The Death of Conversation


Screen time is something on everyone’s mind lately. It’s rotting our brains, making the kids want to kill themselves and each other and ruining marriages faster than Ashley Madison herself. We all think we’re immune, but it seeps into every social situation now days, and to be honest, I’m slowly inching towards putting my phone down for good.

Now, don’t think that the irony that I’m typing this on a screen first thing in the morning is lost on me, because it’s not. I’m as bad, of not worse, than a lot of people. I use my phone and computer for work a lot, but realistically, it’s not an excuse. I have two google alerts set up one for “communications” one for “social media”. If that doesn’t scream screen addict then I don’t know what does. I love computers and I love that they’ve opened a whole new career for me. It’s my social media time that I try and limit. I’m still aware that I use it more than most, and not really for anything productive, just that absent minded scrolling. I understand the need to engage the caveman side of your brain sometimes, just switch off and go on autopilot, but these hours scrolling aren’t a brain dead activity. I’m picking up social cues constantly on how I should look, what I should be doing with my life, how much more popular people are than me and, of course, how much happier they are. Maybe some of you are immune to that special brand of bullshit, I don’t know, but I know I’m not. So, I’m trying to become a conscious consumer and if I am using social media for absent minded nothingness, I’ll switch to a number game instead. I’m no scientist, but I’m sure their must be massive benefits for my well being.

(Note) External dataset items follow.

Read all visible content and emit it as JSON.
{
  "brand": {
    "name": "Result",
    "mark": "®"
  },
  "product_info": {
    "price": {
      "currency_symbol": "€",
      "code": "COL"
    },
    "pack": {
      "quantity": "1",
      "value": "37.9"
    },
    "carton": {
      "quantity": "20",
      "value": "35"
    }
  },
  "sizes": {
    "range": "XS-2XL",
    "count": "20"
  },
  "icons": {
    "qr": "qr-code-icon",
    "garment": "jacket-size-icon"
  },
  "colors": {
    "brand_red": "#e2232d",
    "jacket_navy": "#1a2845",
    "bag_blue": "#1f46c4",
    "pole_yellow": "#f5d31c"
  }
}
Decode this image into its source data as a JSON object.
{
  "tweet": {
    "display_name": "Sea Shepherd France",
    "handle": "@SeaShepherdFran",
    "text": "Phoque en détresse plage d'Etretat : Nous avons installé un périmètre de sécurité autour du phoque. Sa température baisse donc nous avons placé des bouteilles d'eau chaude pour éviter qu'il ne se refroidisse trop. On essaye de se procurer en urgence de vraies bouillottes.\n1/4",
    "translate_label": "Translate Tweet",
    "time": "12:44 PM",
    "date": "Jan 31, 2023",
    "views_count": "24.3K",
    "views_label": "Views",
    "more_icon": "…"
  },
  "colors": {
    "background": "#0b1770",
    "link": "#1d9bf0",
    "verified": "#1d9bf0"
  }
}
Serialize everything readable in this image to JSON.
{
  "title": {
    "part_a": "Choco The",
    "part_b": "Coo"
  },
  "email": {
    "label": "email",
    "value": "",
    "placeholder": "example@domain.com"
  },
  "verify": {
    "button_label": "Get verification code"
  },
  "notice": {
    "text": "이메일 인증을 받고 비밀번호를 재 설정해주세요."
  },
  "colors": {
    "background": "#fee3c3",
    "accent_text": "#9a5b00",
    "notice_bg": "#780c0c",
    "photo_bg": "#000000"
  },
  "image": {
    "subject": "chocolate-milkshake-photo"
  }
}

I’m not perfect, but I am aware of be my behaviour, and I wonder how many people can be caught up in this epidemic if they had really understanding of how they used their phones. I’m meeting more and more people that don’t know how to cope without. They struggle with real life human interaction, and put online interactions on a pedestal. How often have you heard people say that they’ve met people they really connect with online, and what are the odds that these are the same people that would have a hard time approaching a stranger for directions or chatting up someone in a bar? The art of speaking to people has been lost a little, because we’re never alone. I’ve been for coffees by myself and sat in a bar and had a drink alone and it’s true, my natural response is to pull out my phone. When I don’t, almost every time, people approach me and talk to me. Sometimes it’s a meaningful encounter, most of the time it’s just a pleasant chat. I’m not sure how I would cope with that if I was more of a screen addict. I know people that play on their phones on purpose, to avoid the social interaction, which I can understand. Mainly it’s women who don’t want to be harassed, but spoiler!: having a screen in front of you won’t keep the creeps away. If anything, they’re the ones that are persistent enough to ignore your virtual force-field.

It’s not just talking to strangers that people are missing though, I know several people who will pull out their phones multiple times when we’re catching up one on one. Probably the same people that will ignore my phone calls, then text me asking “what’s up?”. It keeps the barriers up so they don’t really have to engage, because honest connection takes focus and attention. Maybe I should be more forgiving, after all, I am a fellow screen addict, but it makes me feel forgotten. I don’t know what you’re doing on there, but in my mind, you’re always connecting with people more interesting and important than me. I hope I’ve never made anyone feel that way.
I’m sure I’m not alone in that thinking. 50% of people say that social media has a negative effect on their romantic relationships. I know that relationships are hard and screens are easier, but screens can’t love you like people do. If the first thing you do when you wake up is check your phone instead of roll over and look at the one you love, if you’d rather talk to your friends from another country than ask the one in front of you what they’re thinking, if you’re looking for love online then batting away every advance from a real life person, the problem may not be the screen. If my phone died tomorrow, never to be resurrected, sure I would grieve. But part of me would be excited. So, I’m going to stop waiting for that day and make it happen, put my phone down and start looking people in the eye. Sorry if that makes you feel uncomfortable, but growth doesn’t come from a comfort zone.